Yesterday I was on the telly. I was invited (why? No idea) onto BBC2’s The Daily Politics to talk about the non-scandal of guns on eBay. It’s a non-scandal not because gun crime isn’t on the rise or because you can’t get practically anything lethal somewhere on the net but because poor old eBay (for whom I hold no brief but you’ll probably kick yourself if you don’t check out this really cheap job lot of Apple printers) is getting it in the neck – again – for apparently enabling hordes of scumbags and miscreants to deal in death under the noses of the law and in defiance of every norm.
As usual, the truth lies elsewhere. eBay, as its nearly eight million UK members know very well, is actually a big, open and thoroughly friendly place, in which illegal activity is frankly difficult. Guns and replicas make up a vanishingly tiny proportion of the 3.4 Million rare beanie babies, Mark 1 Ford Capris and battered paperback editions of Under Milk Wood listed every day (I couldn’t find a single gun – unless you count this). If I wanted to buy a gun, in fact, the very last place I’d look would be such a transparent and easily-policed place as eBay.

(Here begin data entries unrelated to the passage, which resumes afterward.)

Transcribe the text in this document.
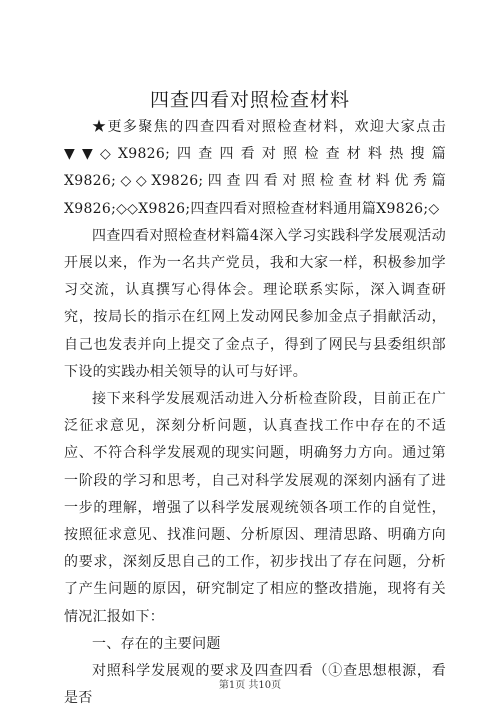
四查四看对照检查材料

★更多聚焦的四查四看对照检查材料，欢迎大家点击▼▼◇X9826;四查四看对照检查材料热搜篇X9826;◇◇X9826;四查四看对照检查材料优秀篇X9826;◇◇X9826;四查四看对照检查材料通用篇X9826;◇

四查四看对照检查材料篇4深入学习实践科学发展观活动开展以来，作为一名共产党员，我和大家一样，积极参加学习交流，认真撰写心得体会。理论联系实际，深入调查研究，按局长的指示在红网上发动网民参加金点子捐献活动，自己也发表并向上提交了金点子，得到了网民与县委组织部下设的实践办相关领导的认可与好评。

接下来科学发展观活动进入分析检查阶段，目前正在广泛征求意见，深刻分析问题，认真查找工作中存在的不适应、不符合科学发展观的现实问题，明确努力方向。通过第一阶段的学习和思考，自己对科学发展观的深刻内涵有了进一步的理解，增强了以科学发展观统领各项工作的自觉性，按照征求意见、找准问题、分析原因、理清思路、明确方向的要求，深刻反思自己的工作，初步找出了存在问题，分析了产生问题的原因，研究制定了相应的整改措施，现将有关情况汇报如下：

一、存在的主要问题

对照科学发展观的要求及四查四看（①查思想根源，看是否

第1页 共10页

I don’t want to be flippant about this: I could hardly be flippant on the telly anyway, since my fellow guest was there because her son had been shot in the face by another kid a few years ago (I wish they’d warned me about that), but we really must keep the risk of kids obtaining guns on eBay (and other sites) in proportion. It’s important because the burgeoning eBay economy is already a significant creator of jobs and wealth here and elsewhere. We mustn’t put up new barriers to participation.
It’s difficult for legislators and journalists to resist the ‘something must be done’ reflex but imposing new administrative burdens on web site owners in an attempt to control the sale of guns would be the equivalent of closing all the level crossings in the country in response to the weekend’s dreadful train accident: an entirely inappropriate knee-jerk reaction.
Talking of the BBC (sorry) when are you going to say something about the (Governors of the) BBC’s response to the Graf review ? and the proposed new remit for bbc.co.uk.
I do love the subject matter of the Google adverts you have here now. Today its all pencils, I guess from an entry about a week ago. Suppose it should be ‘politics’, but does anyone advertise that? How does this stuff work? And do you make any money?